The High Cost of Not Investing in Health Care

The decision to use computerized order entries will be made at the hospital or regional authority level, but provincial governments can provide incentives, for instance by pairing a subsidy for making the transition to computerized ordering with a reduction in healthcare transfers for regions that fail to take action.

Infrastructure investment featured in the election platforms of both the Liberals and the Conservatives, which reflects crumbling roads and overwhelmed sewer systems across the country. Our healthcare infrastructure also needs attention. Recent research shows that private hospital rooms are the single best way to protect patients from hospital acquired infection, for example, but we have trouble maintaining existing facilities and can’t begin to renovate outdated buildings or build new hospitals. With respect to pricey diagnostic equipment, Canada falls below the OECD mean numbers per capita of MRI and CT machines, one factor in long waits for these scans.

Prolonged neglect of our health infrastructure can’t be fixed overnight. Even if provincial governments could find the money in their budgets to build up-to-date hospitals, years would pass before the first patient would walk through the door. Increasing the number of spaces in medical schools, while also necessary, won’t pay dividends immediately, since it takes many years to train a doctor. There is, however, one area in which relatively low investments will yield immediate improvements and cost savings, and that is in the appropriate use of information technology in our hospitals.

In an ideal world, all Canadians would have a complete electronic health record (EHR) which would provide doctors and pharmacists with the information they need to make treatment as effective and safe as possible. Such electronic records are increasingly common in Europe and the US, and the technology already exists here, although it hasn’t been implemented.

Governments are planning to bring such record keeping to Canada over time. but in the meantime, there is a much more affordable technological application, the adoption of which in Canada is long overdue: computerized prescription orders. Doctors’ illegible handwriting has long been the stuff of jokes, but a major study of medical errors describes the pen and prescription pad as a “deadly vehicle for medication errors.” Fifty years ago, only a few hundred drugs were on the market; now doctors prescribe from a list of over 17 000 drugs. If a prescription is hard to read, it is all too easy for patients to be given the wrong drug, or the right drug at the wrong dose. The consequences of such an error are costly and sometimes deadly.

Such mistakes occur in between two-and seven percent of all hospitalizations, and one in ten results in serious injury or death.

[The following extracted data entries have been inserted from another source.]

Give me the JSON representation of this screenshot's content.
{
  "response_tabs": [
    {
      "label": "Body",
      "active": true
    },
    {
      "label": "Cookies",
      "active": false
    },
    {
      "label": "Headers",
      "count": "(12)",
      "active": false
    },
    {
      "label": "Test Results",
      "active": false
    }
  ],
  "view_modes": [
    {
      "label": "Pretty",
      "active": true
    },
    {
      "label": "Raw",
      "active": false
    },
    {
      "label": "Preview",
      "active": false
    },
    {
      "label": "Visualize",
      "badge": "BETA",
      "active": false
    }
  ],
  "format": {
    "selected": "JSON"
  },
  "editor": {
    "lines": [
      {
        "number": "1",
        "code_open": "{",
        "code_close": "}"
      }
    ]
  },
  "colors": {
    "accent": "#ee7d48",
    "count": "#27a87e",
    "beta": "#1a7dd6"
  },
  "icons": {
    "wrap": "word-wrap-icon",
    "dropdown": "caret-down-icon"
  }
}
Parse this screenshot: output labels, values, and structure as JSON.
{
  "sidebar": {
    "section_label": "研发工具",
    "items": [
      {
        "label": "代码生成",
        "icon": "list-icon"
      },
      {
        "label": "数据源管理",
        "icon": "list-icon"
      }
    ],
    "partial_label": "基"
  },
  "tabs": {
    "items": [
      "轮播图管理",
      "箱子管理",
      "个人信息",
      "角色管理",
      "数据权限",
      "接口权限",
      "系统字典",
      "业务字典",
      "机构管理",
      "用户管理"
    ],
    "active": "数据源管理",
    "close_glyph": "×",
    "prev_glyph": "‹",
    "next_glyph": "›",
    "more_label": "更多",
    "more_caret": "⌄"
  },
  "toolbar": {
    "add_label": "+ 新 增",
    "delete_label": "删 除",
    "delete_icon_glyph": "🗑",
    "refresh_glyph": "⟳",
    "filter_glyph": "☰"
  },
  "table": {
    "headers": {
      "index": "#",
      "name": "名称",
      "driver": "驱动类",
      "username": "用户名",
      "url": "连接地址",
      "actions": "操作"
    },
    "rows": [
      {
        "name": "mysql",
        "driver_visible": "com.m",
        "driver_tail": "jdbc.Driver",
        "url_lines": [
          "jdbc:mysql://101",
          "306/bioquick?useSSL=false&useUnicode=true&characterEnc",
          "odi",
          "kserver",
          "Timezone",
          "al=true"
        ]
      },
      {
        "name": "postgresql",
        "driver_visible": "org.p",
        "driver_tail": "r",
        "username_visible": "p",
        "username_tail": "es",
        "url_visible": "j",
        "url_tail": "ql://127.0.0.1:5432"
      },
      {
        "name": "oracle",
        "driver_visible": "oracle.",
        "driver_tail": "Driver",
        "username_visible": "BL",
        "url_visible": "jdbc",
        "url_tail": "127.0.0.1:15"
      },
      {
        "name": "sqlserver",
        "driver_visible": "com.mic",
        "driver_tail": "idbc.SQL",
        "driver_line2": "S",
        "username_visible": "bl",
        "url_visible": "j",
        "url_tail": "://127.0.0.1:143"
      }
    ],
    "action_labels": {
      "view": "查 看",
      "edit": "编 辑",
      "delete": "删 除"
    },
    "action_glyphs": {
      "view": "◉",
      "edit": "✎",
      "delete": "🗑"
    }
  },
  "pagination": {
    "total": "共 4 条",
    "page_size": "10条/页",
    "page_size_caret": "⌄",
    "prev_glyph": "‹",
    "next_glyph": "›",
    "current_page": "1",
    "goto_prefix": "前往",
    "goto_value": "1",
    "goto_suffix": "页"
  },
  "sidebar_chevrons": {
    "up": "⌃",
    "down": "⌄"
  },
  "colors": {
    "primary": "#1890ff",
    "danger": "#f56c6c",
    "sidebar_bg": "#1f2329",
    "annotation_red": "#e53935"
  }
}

Patients who suffer no lasting damage from a medication related error still have hospital stays that average a week longer, and cost $16,000 more, than other patients. Tolerating such a high rate of medication error is bad medicine and bad business.

Computerized drug ordering is a solution with a proven track record. When physicians order drugs electronically, either from a handheld device or a computer terminal, error caused by handwriting is removed from the equation entirely. Increasingly, hospitals that use that method have integrated software that helps doctors to confirm whether they’ve selected the appropriate course of therapy, and flags unusual dose levels or schedules. The results include a reduction of up to 95% in medication error, when the wrong drug is prescribed, and 80% in delivery error, when a drug is given at the wrong dose or frequency.

Converting all Canadian hospitals to such a system would cost roughly $3 billion, after which yearly savings would be $1.2 billion. Other benefits of implementing computerized ordering include a better use of healthcare resources, as hospital stays would be shorter and cheaper, and of course better outcomes; fewer patients would be injured by medication errors. Very few upgrades pay for themselves so quickly, or yield such dramatic improvements.

Why, then, has Canada not incorporated this technology when it is increasingly common in the UK, US and Australia? The absence of external pressure to improve is certainly a major factor. If hospitals had to stay competitive, they would quickly adopt technology that would save them money, and if our healthcare system were more accountable, pressure to improve outcomes and reduce error would drive improvement.

Changing Canadian healthcare to make it more responsive to the needs of patients and providers will take a lot of time and effort. The decision to use computerized order entries will be made at the hospital or regional authority level, but provincial governments can provide incentives, for instance by pairing a subsidy for making the transition to computerized ordering with a reduction in healthcare transfers for regions that fail to take action. The Blue Cross Blue Shield network of insurers, which covers almost one third of Americans, has announced that it will assess penalties against hospitals that still use the prescription pad beginning in 2012. Canada should implement something similar. We shouldn’t keep funding hospitals that endanger patients and waste money needlessly.